Helpful books and other resources on this issue:
Becoming Orgasmic by Julia Heiman (an oldie but a goodie)
Sex for One by Betty Dodson PhD
A Women’s Guide to Masturbation: Getting Off by Jayme Waxman
Are You Coming: A Vagina’s Owners Guide to Orgasms by Laura Hiddinga
Article about Orgasm Concerns from The Sexual Medicine Society of North America
Persistent Genital Arousal Disorder
Persistent genital arousal disorder (PGAD) is an uncommon but very disturbing sexual concern. People with PGAD have unrelenting, unwanted, intrusive, spontaneous sensations in the genitals without thoughts of sexual desire or sexual interest. This was first described in 2001 and often is unreported as people may feel ashamed for having genital feelings that in other situations may feel like sexual arousal. PGAD is often associated with significant personal distress. There is hope– with a thorough evaluation and proper treatment, we are able to help decrease these sensations and the distress that accompanies them.
Sexual Arousal (Lubrication) Problems
A wide variety of issues can contribute to problems with arousal– from psychological and relational concerns to physical concerns. Are you having the sex you want to have? Are you able to communicate with your partner(s) about what feels good to you? Is it hard to keep your attention on satisfying sensations? Do you have vulva and vagina dryness due to menopause and low estrogen? Many medications can contribute to problems with arousal. And chronic medical illnesses such as diabetes, high cholesterol,hypothyroidism as well as cancer and its treatments can affect arousal. Childbirth, breastfeeding, and infertility treatments may also have an impact. We can help sort these reasons out and help you on your way to having more satisfying sex. We are also experts at helping couples manage and even thrive when sex is less satisfying.

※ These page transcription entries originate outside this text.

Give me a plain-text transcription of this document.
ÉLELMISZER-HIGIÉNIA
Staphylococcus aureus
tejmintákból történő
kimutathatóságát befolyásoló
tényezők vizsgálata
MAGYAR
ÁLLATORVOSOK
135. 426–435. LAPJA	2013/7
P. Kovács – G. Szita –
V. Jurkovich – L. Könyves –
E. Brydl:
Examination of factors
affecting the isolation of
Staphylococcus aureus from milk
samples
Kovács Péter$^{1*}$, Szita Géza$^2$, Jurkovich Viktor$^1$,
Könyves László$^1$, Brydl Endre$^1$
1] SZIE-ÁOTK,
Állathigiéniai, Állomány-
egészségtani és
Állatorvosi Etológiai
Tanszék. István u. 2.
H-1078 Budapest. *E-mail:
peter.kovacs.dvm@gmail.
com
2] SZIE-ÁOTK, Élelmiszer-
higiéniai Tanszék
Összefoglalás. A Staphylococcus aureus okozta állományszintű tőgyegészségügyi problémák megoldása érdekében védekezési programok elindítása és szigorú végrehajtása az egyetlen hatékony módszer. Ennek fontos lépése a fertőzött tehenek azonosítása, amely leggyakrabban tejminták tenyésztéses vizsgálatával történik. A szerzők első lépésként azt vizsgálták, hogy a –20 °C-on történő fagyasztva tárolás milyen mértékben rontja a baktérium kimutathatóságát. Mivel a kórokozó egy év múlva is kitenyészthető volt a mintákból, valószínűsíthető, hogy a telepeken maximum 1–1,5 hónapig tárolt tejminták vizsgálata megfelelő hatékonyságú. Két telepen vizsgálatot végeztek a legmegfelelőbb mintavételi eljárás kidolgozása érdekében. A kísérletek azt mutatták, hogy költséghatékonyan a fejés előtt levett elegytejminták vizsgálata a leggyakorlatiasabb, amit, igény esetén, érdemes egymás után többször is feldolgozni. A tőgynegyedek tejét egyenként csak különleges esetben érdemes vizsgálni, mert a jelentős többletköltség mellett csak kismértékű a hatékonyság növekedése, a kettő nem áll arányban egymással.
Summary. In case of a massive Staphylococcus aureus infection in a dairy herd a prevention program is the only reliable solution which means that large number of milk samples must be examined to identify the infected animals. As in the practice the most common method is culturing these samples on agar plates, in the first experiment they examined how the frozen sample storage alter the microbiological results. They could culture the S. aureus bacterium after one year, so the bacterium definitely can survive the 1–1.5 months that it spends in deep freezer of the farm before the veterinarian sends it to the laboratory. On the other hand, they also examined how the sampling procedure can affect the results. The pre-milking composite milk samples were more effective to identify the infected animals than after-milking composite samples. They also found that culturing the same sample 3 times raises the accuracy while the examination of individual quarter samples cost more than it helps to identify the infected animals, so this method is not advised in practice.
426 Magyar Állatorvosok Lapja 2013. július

For some initial things to try, please check out our page on lubricants and moisturizers.
These are just some of the most common sexual concerns we hear about. There are a wide variety of other sexual concerns — changes in genital sensation, post orgasmic illness syndrome, orgasmic headaches — the list goes on and on. If you are concerned about any aspect of your sexual experience, call us, we can help.
*We recognize that gender is a complicated and evolving topic. Often people with penises are men, but sometimes they are not. Often people with vulvas and vaginas are women, and sometimes they are not. Truly, we are all more alike than different. Language continues to be complicated in this area. Please note we care for clients where they are and respect the language each client chooses for their gender, their parts, and their identity.